Dottor Zambello, buongiorno. La seguo da molto e la stimo tanto, per questo avrei bisogno di un suo parere.
Ho passato 15anni d'inferno grazie a due suoceri "padroni" che hanno sempre fatto di tutto, senza nasconderlo troppo, per farmi scappare. Facendola breve le dico che abitiamo porta a porta e stiamo cercando da qualche anno di scappare da questa casa, di nostra proprietà ma che non riusciamo ancora a vendere anche avendo portato l'immobile ad un prezzo ridicolo.
Si sono dimenticati dei miei figli (due bambini piccoli) a cui non fanno mai nemmeno un augurio di compleanno, quando mio marito ha comunicato che sarebbe diventato ancora papà della piccola, non si sono nemmeno fermati a guardarlo in faccia sbofonchiando qualcosa del tipo "contento tu.." . Salvo poi, mostrare i loro comportamenti prepotenti quando ci incontrano.
Se passa mio marito con i bambini, silenzio di tomba.
Se passo io li trovo (sopratutto il suocero) appostati ovunque.
Lo trovavo a scuola ad esempio ed è stato più volte ripreso dalle maestre per gli atteggiamenti (i bambini uscivano e lui mi si parava davanti, tirandoli praticamente dalle mani delle maestre per far in modo di essere il primo a prenderli, tenerli in braccio anche 40minuti e non darmeli nemmeno sotto ripetute richieste) poco importava se magari avevamo appuntamento dal medico piuttosto che lo sport ecc ecc
Il suo scopo era farmi capire che lui comandava e che dei bambini decideva lui. Più volte anche detto.
Durante una litigata tra lui e mio marito ha esplicitamente detto... Ma QUELLA (che sarei io) ha capito che qui dentro non conta? Ha capito che come amo io i bambini lei non li amerà mai?"
Eppure ho fatto di tutto per fargli vivere i bambini, io sono cresciuta coi nonni e ne riconosco l'assoluta importanza.
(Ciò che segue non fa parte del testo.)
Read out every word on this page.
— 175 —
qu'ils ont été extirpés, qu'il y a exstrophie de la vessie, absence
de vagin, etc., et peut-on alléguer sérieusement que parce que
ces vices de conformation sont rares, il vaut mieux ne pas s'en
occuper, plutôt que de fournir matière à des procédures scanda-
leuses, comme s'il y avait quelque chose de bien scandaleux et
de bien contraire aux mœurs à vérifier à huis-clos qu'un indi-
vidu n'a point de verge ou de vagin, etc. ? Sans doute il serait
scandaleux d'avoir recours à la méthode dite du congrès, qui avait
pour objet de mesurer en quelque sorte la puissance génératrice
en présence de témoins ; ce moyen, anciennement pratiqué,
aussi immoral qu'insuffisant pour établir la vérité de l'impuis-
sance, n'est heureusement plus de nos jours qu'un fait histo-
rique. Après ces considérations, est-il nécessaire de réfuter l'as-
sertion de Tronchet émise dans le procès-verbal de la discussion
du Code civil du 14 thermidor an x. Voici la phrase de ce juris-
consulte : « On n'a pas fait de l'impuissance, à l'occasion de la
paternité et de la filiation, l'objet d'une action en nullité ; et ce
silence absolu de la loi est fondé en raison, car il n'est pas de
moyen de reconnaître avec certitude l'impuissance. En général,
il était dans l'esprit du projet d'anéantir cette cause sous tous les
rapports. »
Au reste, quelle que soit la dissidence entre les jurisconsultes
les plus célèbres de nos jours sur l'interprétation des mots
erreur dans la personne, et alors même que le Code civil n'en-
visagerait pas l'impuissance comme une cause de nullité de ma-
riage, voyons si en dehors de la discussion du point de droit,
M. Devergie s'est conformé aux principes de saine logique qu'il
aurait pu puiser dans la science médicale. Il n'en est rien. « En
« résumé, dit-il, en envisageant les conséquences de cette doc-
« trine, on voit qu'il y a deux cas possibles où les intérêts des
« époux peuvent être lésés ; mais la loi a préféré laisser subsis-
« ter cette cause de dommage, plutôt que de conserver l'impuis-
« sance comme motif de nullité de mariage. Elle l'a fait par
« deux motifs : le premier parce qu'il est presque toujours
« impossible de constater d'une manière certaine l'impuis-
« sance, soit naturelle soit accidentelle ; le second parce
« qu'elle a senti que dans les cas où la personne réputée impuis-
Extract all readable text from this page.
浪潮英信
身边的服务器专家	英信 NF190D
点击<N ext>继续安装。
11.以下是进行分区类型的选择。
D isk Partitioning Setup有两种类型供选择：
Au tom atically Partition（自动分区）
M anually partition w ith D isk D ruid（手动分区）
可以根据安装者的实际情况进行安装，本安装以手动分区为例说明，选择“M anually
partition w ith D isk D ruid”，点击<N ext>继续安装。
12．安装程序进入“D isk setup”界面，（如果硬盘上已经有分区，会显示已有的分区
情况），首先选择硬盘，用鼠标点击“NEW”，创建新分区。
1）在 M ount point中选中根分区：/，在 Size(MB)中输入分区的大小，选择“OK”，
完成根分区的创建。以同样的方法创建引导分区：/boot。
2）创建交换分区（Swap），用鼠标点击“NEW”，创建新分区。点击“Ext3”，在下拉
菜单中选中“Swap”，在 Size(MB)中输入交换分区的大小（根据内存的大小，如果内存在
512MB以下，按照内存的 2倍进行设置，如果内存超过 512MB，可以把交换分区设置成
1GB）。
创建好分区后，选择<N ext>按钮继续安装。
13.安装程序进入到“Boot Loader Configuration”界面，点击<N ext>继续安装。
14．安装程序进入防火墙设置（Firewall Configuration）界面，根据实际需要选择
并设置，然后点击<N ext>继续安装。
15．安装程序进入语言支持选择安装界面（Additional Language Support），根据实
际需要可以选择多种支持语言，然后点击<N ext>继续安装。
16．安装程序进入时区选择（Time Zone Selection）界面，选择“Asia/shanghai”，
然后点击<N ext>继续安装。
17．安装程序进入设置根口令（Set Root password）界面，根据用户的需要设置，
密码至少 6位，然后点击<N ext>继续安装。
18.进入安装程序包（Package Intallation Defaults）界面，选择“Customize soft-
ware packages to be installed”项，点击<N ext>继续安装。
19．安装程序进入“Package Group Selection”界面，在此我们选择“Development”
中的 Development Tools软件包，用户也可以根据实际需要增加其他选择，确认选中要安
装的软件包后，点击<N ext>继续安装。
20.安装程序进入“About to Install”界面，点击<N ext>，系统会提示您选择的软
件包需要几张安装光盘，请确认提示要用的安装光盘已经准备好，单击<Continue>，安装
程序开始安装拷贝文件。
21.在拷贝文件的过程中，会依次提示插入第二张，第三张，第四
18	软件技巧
Ma lui al bambino più grande parlava male di me, di noi. Non rispettava le nostre scelte. Lo ha più volte malmenato per poi dire che il bambino era bugiardo.
Morale.. Dopo infinite litigate i nostri rapporti si sono rotti. Mio marito dopo sfuriate colossali non parla più con i suoi genitori.
Ecco il punto è questo.
Mio suocero continua con i suoi continui appostamenti e, mi creda, io sono disperata.
Per me è diventata una violenza psicologica. Lo so che sostanzialmente non fa niente di male ma mi sento in trappola, braccata. Non mi godo niente con i miei figli.
Ogni volta che esco è lì davanti che ci fissa, se rientro lo trovo davanti a noi, scendo con la macchina e lui è dietro di me. Sono disperata e passo le notte insonni all'idea della mattina dopo in cui devo uscire di casa coi bambini e lui sarà lì. Durante il weekend per me uscire è un incubo e lo faccio solo se c'è mio marito. Altrimenti stiamo in casa. Ma non è vita..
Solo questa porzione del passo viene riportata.